Op 30 juni 2017 heb ik op kantoor overleg gehad met de verzekeringsarts (…) betreffende de gestelde conclusie.
(…)
4. CONCLUSIE
De conclusie van de verzekeringsarts luidt dat [verweerster] in staat is om te voldoen aan de haar opgelegde re-integratie-verplichtingen, waaronder ook het in acht nemen van normale gedrags- en omgangsnormen, het nakomen van afspraken en het volgen van de juiste medische behandeling.

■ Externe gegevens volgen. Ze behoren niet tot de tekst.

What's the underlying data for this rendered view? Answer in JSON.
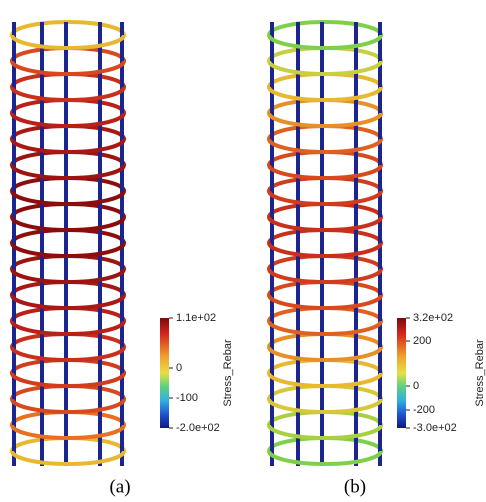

Hier zijn verder geen arbeidsdeskundige aspecten meer aan toe te voegen.
3. De verdere beoordeling
3.1.
De inhoud van de tussenbeschikking van 10 mei 2017 wordt als hier herhaald en ingelast beschouwd. In die beschikking heeft de kantonrechter vastgesteld dat er sprake is van een opzegverbod, omdat [verweerster] ongeschikt is tot het verrichten van haar arbeid wegens ziekte. Derhalve dient beoordeeld te worden of in dit geval het opzegverbod aan een ontbinding van de arbeidsovereenkomst in de weg staat. In verband daarmee is [verweerster] in de gelegenheid gesteld om de re-integratieadviezen van de bedrijfsarts aan het deskundigenoordeel van het UWV te onderwerpen, teneinde te beoordelen of en in hoeverre zij in staat is om, mede gelet op haar psychische gesteldheid, te voldoen aan de haar opgelegde re-integratieverplichtingen, waaronder ook het in acht nemen van normale gedrags- en omgangsnormen, het nakomen van afspraken en het volgen van de juiste medische behandeling.
3.2.
Blijkens de rapportage van de verzekeringsarts van 23 juni 2017 en van de arbeidsdeskundige van 30 juni 2017 moet [verweerster] in staat worden geacht tot het in acht nemen van normale gedrags- en omgangsnormen en tot het nakomen van afspraken en het volgen van de juiste medische behandeling. [verweerster] heeft tegen die conclusie aangevoerd dat de beoordeling van de verzekeringsarts als niets meer dan een herhaling van zetten moet worden gezien en dat dit oordeel daarom niet van toegevoegde waarde is. De kantonrechter kan [verweerster] hierin niet volgen. [verweerster] is immers in het kader van dit onderzoek opnieuw gezien door de verzekeringsarts op 22 juni 2017 en naar aanleiding daarvan is de rapportage opgesteld. Dat de beschrijving van de beperkingen in de eerdere rapportage van de arbeidsdeskundige van 16 november 2016 overeenkomt met de beschrijving daarvan in de rapportage van 23 juni 2017, kan op zichzelf niet leiden tot de conclusie dat de verzekeringsarts geen deugdelijk oordeel heeft afgegeven over de mogelijkheden van [verweerster] om te kunnen voldoen aan de haar opgelegde re-integratie-verplichtingen. Bij het oordeel van de verzekeringsarts is uitgegaan van de aangepaste werkzaamheden in het kader van de re-integratie. [verweerster] heeft voorts aangevoerd dat ook de geneeskundige verklaring uit april 2016, opgemaakt in verband met de mogelijke opname in een psychiatrisch ziekenhuis, bij de beoordeling betrokken moet worden. Zij heeft deze verklaring bij haar laatste akte overgelegd. Naar het oordeel van de kantonrechter is de inhoud van deze verklaring niet van doorslaggevende betekenis in de beoordeling die thans voorligt, aangezien die rapportage niet is opgemaakt ten behoeve van de re-integratie van [verweerster] en dus ook niet ingaat op de re-integratiemogelijkheden van [verweerster] .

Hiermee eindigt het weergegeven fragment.